MIU MIU COUTURE ET BASSE BESOGNE

Non classé

Il fallait bien que le retour de la concierge espagnole signée Prada arrive un jour ! Ainsi, après avoir libéré les corps, Miuccia veut enfermer les corps dans des uniformes de service, et au passage, la mode y a glissé aussi les esprits bien serrés comme dans un sac de linge sale… Les vêtements de travail, naguère symboles d’effort et de sueur, deviennent à présent des parures de dévotion domestique. On nous vante la beauté du bleu de chauffe, la noblesse du tablier, la grâce silencieuse de la femme qui polit le sol comme on polirait une icône. Miuccia Prada, grande prêtresse du paradoxe, transforme la servitude en esthétique et soudain, la cuisine devient podium.

Sous prétexte d’explorer le vêtement utilitaire, on réhabilite sans ciller les outils de l’asservissement. Quelle audace, quelle ironie du progrès : l’ouvrière, jadis symbole d’émancipation, redevient l’image rêvée du dévouement discret. Le féminisme passe à la machine, cycle « délicat ».

Ce qu’on nous vend ici n’est pas un style, mais un retour à l’ordre, un ordre bien repassé, amidonné, prêt à remettre la femme à sa place : derrière le plan de travail, dans la lueur stérile des néons, à genoux devant le four comme devant un autel. La mode applaudit, les magazines s’extasient, et la Wintour qui n’a jamais vu de sa vie une cuisine tremble de sueur, ainsi la Fashion Week rejoue en talons aiguille, la vieille comédie patriarcale.
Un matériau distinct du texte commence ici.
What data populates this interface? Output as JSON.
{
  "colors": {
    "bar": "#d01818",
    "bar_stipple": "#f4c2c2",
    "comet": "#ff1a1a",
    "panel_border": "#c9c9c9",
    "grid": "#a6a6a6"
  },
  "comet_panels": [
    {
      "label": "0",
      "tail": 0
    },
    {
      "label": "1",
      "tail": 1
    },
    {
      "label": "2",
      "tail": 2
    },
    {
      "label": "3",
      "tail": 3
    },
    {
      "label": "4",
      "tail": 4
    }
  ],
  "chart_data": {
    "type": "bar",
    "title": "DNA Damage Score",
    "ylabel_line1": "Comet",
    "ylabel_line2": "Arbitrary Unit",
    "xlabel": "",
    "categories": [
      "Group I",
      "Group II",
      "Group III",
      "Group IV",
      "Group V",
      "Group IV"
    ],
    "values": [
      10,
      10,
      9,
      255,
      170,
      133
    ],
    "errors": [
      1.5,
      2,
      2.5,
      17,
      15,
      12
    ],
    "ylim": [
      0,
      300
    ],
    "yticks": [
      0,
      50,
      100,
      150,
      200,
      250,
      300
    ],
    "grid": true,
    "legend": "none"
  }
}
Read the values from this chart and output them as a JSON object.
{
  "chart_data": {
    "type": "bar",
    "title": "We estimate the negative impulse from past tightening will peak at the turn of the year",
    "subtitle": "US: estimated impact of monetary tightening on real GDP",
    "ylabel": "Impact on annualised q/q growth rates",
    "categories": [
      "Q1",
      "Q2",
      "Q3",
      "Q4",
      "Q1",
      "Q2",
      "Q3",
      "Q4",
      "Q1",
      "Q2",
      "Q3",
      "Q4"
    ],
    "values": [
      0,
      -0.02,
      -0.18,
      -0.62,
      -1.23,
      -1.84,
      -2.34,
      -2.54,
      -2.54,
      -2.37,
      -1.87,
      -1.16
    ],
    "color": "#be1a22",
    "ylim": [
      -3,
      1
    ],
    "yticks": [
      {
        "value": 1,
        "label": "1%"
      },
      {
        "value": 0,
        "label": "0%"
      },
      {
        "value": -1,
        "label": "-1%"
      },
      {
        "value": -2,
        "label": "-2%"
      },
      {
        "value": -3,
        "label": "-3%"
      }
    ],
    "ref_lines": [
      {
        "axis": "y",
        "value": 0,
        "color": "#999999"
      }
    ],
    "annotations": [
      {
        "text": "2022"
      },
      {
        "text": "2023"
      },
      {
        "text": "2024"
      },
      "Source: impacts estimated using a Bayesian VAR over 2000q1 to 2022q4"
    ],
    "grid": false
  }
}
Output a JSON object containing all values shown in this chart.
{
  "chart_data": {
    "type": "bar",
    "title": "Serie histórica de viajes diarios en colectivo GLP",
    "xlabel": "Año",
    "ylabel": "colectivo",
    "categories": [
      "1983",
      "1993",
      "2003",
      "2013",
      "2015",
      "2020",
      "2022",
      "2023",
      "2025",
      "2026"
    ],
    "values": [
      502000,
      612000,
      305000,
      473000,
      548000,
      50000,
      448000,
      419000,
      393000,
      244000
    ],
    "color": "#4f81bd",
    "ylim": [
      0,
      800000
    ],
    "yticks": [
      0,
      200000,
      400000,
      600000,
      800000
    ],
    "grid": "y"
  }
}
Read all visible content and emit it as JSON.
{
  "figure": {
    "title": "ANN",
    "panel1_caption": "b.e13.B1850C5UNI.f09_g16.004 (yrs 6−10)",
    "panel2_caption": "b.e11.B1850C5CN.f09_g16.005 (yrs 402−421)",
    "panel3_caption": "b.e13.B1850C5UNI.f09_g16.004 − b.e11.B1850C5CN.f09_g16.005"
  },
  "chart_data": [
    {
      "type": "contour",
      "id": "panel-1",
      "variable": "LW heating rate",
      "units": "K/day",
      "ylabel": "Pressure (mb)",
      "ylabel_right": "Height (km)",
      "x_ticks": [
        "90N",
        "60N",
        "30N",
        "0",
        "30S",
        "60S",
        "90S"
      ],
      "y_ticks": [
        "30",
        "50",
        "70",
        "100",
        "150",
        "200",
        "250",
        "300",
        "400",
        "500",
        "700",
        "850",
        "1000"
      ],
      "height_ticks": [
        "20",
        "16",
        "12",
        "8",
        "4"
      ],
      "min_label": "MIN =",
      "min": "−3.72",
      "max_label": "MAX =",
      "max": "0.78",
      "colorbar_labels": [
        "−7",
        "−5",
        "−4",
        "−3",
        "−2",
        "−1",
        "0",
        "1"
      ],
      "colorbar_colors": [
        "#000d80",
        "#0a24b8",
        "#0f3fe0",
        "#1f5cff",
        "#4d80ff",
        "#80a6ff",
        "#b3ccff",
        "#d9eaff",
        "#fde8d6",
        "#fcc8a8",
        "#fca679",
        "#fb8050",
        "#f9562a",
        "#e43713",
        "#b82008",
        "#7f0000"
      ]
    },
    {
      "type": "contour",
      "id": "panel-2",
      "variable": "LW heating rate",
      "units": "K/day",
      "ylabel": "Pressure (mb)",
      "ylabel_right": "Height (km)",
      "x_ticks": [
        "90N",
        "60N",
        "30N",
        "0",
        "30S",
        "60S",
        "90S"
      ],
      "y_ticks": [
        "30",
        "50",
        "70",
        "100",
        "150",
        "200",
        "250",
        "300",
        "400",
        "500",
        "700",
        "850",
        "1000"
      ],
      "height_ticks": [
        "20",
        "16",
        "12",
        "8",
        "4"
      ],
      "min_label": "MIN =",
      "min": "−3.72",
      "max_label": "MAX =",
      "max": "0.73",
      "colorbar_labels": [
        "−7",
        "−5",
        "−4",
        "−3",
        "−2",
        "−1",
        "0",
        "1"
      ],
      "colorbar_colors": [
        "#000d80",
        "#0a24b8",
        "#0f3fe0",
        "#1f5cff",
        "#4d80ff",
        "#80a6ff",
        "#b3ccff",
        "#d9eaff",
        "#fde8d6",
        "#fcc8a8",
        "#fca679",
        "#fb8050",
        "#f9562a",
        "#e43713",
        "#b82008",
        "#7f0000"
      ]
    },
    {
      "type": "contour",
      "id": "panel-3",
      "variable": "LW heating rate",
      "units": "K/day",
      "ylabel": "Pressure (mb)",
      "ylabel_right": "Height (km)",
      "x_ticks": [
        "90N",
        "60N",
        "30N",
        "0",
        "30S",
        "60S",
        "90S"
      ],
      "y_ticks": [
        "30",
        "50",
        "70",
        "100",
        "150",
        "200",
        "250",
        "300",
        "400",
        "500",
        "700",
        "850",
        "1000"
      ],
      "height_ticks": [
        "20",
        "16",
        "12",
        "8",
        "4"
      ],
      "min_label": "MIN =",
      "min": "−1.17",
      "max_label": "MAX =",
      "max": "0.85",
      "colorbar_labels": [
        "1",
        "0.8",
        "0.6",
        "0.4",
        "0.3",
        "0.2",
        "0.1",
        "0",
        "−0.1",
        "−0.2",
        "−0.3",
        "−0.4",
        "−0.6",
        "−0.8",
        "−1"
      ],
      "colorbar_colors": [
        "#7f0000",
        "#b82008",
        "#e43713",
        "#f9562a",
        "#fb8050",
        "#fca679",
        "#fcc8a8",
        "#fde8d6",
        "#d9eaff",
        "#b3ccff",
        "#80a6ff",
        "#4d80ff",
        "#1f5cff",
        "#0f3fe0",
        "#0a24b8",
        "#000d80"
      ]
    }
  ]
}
Car enfin, sous la soie et le nylon, qu’y a-t-il ? Le fantasme d’une docilité retrouvée. On habille le corps féminin d’un langage d’usine, on fait passer la contrainte pour élégance, la soumission pour concept. L’ouvrière devient muse, mais jamais patronne. Et pendant que le monde salue la « modernité » de la proposition, c’est le XIXᵉ siècle qui reprend du service. Mais cela n’est pas galant, je le sais « mais c’est de son âge » enfin le mien aussi.